What it does
LLM coding assistants pour verbose CLI output (git log, pytest, npm test, directory trees) straight into the context window and burn tokens on noise — boilerplate, repetition, irrelevant progress. RTK intercepts those outputs before they reach the model and compresses them by 60–90%, so the same context window holds a longer session at lower cost.
Features
- 100+ supported commands — git, cargo, npm, pytest, docker, AWS CLI, kubectl, with domain-specific compression per tool
- Smart filtering — strips noise and boilerplate
- Grouping — aggregates similar items
- Truncation — preserves relevant context
- Deduplication — collapses repeated lines
- Auto-rewrite hook — transparently rewrites commands to RTK equivalents
rtk gain/rtk discover— analyze token savings and command coverage- Tee recovery — full output is saved on failure so the LLM can re-read it
Supported AI tools
Claude Code (PreToolUse hook), GitHub Copilot (VS Code/CLI), Cursor, Gemini CLI, Codex, Windsurf, Cline / Roo Code, OpenCode, Kilo Code, Google Antigravity.
Before / After
Before: git log, pytest, npm test output flows into the LLM context unfiltered — the window fills fast, sessions stay short, costs add up.

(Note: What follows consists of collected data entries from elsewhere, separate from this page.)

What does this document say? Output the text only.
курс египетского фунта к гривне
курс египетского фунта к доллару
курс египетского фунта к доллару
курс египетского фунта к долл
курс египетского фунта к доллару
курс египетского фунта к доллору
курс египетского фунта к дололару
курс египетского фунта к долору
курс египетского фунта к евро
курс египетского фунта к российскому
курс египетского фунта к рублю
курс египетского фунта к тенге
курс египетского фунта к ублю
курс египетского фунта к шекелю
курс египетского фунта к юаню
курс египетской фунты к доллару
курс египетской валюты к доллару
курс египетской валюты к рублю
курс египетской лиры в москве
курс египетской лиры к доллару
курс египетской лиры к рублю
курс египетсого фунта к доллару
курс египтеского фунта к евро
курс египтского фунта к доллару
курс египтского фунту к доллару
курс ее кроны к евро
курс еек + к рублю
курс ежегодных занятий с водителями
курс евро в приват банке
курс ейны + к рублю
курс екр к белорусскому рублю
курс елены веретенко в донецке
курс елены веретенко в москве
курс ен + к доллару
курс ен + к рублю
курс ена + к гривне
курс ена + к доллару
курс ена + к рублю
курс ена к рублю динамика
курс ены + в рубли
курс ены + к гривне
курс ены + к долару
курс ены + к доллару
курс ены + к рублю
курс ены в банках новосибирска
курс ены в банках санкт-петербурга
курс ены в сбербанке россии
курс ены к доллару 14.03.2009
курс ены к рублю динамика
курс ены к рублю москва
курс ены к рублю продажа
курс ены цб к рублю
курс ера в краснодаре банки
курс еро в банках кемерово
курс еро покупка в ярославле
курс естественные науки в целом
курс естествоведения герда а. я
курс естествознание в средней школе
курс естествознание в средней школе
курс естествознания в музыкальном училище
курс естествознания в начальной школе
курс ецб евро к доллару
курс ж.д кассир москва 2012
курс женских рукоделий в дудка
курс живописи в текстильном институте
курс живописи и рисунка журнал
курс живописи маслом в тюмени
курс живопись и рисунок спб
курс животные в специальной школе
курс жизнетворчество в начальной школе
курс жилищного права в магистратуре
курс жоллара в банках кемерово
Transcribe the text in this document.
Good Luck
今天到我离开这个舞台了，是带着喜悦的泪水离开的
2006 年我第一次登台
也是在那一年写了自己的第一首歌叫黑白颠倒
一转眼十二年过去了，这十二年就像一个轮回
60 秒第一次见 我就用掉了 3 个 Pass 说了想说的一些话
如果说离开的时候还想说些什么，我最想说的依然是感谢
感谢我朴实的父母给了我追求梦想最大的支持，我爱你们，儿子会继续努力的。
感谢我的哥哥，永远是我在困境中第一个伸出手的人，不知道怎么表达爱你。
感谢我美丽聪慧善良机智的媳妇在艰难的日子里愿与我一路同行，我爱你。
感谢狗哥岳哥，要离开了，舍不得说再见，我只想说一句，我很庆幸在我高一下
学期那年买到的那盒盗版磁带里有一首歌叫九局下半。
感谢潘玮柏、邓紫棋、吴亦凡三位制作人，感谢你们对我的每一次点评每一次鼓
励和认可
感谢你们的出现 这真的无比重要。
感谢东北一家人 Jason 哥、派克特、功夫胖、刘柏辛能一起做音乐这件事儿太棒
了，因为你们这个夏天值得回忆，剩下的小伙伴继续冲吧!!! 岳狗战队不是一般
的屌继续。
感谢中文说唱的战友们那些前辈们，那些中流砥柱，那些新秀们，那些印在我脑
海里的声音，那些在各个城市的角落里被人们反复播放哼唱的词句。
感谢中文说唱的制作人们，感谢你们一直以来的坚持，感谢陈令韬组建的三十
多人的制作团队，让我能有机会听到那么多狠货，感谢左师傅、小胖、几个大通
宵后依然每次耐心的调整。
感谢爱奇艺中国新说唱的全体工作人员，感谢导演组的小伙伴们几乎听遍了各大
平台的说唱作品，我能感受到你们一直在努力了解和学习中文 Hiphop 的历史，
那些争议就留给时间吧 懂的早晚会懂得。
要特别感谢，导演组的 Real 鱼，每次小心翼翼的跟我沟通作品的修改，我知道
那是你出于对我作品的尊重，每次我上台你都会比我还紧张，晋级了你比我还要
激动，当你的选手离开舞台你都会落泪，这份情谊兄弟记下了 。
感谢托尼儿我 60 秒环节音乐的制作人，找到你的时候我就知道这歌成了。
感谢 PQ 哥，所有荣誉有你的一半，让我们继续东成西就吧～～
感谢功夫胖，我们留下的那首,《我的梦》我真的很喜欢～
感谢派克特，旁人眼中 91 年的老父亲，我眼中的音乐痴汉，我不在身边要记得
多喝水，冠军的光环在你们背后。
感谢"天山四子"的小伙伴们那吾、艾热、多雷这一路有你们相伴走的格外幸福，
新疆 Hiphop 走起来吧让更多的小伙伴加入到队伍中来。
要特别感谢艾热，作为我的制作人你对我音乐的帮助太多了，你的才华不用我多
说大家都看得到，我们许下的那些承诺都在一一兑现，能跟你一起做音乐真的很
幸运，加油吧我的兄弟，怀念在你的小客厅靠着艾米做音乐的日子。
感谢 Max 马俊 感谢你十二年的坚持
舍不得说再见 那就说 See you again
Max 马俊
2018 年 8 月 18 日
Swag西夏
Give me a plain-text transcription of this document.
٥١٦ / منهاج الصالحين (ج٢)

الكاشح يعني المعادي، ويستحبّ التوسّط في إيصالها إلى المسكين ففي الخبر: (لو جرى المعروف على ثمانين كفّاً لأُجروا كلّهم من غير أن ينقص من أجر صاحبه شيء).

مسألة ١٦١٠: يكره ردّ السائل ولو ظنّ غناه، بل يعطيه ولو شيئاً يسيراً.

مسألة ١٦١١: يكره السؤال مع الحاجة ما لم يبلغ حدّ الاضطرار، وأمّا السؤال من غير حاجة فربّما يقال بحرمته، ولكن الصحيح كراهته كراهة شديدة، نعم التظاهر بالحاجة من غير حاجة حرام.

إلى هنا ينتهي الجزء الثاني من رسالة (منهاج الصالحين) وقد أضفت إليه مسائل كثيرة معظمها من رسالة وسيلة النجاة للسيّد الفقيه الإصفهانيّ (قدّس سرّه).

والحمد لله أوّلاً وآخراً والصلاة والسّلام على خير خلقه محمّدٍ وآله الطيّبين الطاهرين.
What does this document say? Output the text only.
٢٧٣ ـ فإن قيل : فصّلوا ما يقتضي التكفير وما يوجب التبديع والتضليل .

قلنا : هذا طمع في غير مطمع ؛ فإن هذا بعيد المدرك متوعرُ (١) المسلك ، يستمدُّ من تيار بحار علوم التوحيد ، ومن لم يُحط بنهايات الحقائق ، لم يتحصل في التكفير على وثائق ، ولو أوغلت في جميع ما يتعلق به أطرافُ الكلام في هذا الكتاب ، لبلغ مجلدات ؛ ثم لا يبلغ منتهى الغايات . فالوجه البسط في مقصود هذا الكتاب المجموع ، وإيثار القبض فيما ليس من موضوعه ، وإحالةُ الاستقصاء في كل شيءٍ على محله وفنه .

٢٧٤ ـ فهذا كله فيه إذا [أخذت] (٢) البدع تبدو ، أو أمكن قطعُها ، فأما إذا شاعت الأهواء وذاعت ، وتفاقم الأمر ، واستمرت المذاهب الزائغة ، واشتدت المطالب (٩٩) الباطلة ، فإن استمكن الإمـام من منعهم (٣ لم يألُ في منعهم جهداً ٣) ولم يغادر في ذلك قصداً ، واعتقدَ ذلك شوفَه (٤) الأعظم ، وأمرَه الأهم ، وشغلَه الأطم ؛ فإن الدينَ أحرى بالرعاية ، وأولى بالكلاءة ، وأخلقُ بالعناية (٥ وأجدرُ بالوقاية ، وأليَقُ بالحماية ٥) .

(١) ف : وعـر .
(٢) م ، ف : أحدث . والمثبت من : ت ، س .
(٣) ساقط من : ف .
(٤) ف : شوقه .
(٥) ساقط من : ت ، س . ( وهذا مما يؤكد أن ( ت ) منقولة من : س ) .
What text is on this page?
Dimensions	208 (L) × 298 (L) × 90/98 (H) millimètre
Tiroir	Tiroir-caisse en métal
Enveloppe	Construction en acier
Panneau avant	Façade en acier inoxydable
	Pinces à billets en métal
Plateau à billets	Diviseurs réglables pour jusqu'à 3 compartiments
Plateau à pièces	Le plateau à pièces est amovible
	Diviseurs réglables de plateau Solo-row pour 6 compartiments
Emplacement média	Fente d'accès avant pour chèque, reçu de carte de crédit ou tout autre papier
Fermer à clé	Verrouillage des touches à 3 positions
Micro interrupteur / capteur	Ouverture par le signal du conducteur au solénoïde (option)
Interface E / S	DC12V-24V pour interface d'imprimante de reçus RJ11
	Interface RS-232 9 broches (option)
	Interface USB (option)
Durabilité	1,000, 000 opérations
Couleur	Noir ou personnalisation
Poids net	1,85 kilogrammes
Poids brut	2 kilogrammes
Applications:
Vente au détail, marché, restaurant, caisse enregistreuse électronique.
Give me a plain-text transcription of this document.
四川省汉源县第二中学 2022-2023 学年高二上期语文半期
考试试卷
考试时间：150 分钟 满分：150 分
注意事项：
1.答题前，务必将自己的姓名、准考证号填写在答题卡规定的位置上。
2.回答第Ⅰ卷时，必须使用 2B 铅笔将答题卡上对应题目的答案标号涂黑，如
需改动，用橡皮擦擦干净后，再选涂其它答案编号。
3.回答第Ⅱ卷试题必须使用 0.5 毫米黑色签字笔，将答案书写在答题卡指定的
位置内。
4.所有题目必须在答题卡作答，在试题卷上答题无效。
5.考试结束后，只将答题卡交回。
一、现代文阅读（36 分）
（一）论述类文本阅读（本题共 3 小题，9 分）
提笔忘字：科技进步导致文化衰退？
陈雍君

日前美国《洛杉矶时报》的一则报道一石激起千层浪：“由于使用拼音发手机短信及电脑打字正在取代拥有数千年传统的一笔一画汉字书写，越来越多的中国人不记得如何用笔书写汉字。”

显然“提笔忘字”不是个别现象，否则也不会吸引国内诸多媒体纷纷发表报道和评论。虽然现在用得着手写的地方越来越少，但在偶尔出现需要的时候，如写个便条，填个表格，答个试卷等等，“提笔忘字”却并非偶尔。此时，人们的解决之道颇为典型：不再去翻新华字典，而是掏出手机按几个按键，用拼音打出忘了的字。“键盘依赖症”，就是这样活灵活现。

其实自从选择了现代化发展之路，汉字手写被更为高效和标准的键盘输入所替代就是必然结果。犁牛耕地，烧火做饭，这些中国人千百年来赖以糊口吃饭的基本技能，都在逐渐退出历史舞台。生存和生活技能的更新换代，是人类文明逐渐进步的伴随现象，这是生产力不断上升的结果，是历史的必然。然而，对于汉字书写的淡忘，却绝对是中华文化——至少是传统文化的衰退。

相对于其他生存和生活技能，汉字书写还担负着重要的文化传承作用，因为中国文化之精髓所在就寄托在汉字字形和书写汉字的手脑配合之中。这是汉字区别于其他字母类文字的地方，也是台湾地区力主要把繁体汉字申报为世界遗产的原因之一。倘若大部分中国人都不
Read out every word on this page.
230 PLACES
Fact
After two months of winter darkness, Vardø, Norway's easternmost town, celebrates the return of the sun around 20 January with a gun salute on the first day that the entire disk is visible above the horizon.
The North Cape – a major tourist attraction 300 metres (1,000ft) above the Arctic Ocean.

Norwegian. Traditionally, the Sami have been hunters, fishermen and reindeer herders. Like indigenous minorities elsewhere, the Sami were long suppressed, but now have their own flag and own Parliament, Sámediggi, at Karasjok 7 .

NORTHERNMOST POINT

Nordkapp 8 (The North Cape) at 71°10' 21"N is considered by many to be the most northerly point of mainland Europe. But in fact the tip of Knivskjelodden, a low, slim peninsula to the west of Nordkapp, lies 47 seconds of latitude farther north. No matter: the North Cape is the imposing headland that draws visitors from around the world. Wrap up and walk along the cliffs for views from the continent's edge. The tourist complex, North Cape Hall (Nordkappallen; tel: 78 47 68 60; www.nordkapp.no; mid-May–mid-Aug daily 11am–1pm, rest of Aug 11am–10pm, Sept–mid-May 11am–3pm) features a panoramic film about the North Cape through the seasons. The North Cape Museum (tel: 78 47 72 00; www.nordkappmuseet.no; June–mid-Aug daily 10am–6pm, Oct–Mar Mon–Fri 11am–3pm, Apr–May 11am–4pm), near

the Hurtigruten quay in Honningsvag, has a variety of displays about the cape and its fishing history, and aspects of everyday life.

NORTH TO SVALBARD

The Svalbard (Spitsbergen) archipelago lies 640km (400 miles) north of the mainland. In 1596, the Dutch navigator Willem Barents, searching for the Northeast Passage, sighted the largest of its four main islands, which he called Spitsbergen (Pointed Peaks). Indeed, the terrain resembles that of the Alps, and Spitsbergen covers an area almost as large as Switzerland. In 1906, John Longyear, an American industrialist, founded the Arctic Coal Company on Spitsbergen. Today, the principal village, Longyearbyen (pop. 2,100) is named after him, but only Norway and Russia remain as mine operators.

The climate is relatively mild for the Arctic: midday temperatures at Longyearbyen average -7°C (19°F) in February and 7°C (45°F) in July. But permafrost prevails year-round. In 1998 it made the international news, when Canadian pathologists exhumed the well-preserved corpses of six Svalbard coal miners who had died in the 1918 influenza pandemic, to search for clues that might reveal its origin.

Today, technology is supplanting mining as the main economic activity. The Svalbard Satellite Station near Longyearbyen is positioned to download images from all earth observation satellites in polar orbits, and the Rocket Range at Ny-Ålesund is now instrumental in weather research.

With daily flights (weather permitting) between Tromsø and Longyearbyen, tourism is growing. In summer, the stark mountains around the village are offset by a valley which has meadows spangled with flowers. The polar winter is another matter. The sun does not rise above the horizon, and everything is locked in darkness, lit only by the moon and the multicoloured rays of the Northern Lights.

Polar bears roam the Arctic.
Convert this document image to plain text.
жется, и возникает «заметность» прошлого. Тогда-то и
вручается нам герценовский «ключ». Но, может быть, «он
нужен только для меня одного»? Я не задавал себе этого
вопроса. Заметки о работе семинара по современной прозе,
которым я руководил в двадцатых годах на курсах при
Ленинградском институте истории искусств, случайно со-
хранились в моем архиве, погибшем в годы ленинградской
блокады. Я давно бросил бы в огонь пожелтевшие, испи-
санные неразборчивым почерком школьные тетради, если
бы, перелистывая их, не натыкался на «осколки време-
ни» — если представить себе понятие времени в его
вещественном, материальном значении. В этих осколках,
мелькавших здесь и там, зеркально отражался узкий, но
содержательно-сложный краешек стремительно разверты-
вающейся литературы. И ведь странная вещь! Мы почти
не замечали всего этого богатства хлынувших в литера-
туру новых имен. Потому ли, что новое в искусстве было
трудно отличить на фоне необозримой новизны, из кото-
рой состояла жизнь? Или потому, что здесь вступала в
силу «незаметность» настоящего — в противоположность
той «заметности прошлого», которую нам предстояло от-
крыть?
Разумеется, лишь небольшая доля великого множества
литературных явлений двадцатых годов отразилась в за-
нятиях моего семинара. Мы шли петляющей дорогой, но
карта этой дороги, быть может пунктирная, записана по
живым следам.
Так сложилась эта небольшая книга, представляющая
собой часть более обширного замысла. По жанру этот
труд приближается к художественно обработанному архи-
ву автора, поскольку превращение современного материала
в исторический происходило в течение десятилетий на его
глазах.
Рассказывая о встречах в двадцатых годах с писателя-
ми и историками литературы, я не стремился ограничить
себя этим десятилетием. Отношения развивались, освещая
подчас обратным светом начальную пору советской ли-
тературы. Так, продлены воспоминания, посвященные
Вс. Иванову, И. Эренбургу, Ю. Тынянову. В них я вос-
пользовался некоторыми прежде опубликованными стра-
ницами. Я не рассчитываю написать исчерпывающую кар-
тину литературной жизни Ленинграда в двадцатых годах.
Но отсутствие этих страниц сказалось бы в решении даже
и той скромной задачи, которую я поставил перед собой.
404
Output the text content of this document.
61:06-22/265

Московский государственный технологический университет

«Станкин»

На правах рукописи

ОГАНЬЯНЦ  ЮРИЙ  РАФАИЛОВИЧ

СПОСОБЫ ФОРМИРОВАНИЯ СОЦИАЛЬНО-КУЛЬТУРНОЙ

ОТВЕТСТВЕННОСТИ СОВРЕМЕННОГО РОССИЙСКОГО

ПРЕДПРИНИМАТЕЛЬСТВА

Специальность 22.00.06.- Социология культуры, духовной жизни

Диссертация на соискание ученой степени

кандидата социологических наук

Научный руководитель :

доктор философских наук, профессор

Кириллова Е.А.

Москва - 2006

After: One rtk init -g registers the hook in Claude Code — output reaches the model already compressed by 60–90%, sessions run longer, costs drop.
When to use it
- Long debugging sessions where repeated test runs flood the context window.
- Large monorepos where verbose commands (
git log,git status, directory trees) hit the LLM frequently. - Anyone trying to stretch a 5-hour limit, an API budget, or a fixed context window further.